DANGEROUS mode: Disable all sanity checks. May damage your hardware!!

Signals

SIGINT and SIGTERM simply interrupt operation and should cause thinkfan to terminate cleanly.

SIGHUP makes thinkfan reload its config. If there's any problem with the new config, we keep the old one.

SIGUSR1 causes thinkfan to dump all currently known temperatures either to syslog, or to the console (if running with the -n option).

SIGPWR tells thinkfan that the system is about to go to sleep. Thinkfan will then allow sensor read errors for the next 4 loops because many sensors will take a few seconds before they are available again after waking up from a sleep state (suspend or hibernate). If the shipped systemd service file thinkfan-sleep.service is installed, it should take care of sending this singal when going to sleep. On non-systemd distributions, other mechanisms may have to be used.

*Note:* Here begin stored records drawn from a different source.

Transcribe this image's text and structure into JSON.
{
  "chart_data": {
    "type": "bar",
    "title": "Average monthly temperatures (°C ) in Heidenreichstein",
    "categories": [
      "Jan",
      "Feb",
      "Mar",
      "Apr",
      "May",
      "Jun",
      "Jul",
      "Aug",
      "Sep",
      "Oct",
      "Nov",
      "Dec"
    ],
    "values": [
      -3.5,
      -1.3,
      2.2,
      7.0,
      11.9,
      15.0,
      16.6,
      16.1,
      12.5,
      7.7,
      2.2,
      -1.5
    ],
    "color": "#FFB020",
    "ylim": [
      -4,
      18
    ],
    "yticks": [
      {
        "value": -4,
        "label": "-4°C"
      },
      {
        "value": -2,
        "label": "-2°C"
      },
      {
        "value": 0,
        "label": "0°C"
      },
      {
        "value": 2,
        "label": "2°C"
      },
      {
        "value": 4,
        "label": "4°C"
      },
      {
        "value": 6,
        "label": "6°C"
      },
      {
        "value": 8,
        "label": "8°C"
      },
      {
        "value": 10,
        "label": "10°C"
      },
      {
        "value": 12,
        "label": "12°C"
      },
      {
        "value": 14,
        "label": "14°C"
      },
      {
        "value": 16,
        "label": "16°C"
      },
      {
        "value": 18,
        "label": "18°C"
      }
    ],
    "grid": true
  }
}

SIGUSR2 tells thinkfan to re-initialize fan control. This is required by most fan drivers after waking up from suspend because they tend to reset fan control to automatic mode on wakeup. Similar to SIGPWR, the systemd service file thinkfan-wakeup.service should take care of sending this signal on wakeup on systemd systems. On non-systemd distributions, other mechanisms may have to be used.

Return Value

0

Normal exit

1

Runtime error

2

Unexpected runtime error

3

Invalid commandline option

See Also

The thinkfan config manpage:
thinkfan.conf(5)

Example configs shipped with the source distribution, also available at:
https://github.com/vmatare/thinkfan/tree/master/examples

The Linux hwmon user interface documentation:
https://www.kernel.org/doc/html/latest/hwmon/sysfs-interface.html

The thinkpad_acpi interface documentation:
https://www.kernel.org/doc/html/latest/admin-guide/laptops/thinkpad-acpi.html

Bugs

If thinkfan tells you to, or if you feel like it, report issues at the Github issue tracker:

https://github.com/vmatare/thinkfan/issues

Referenced By

configuration.nix(5), thinkfan.conf(5), thinkfan.conf.legacy(5), zcfan(1).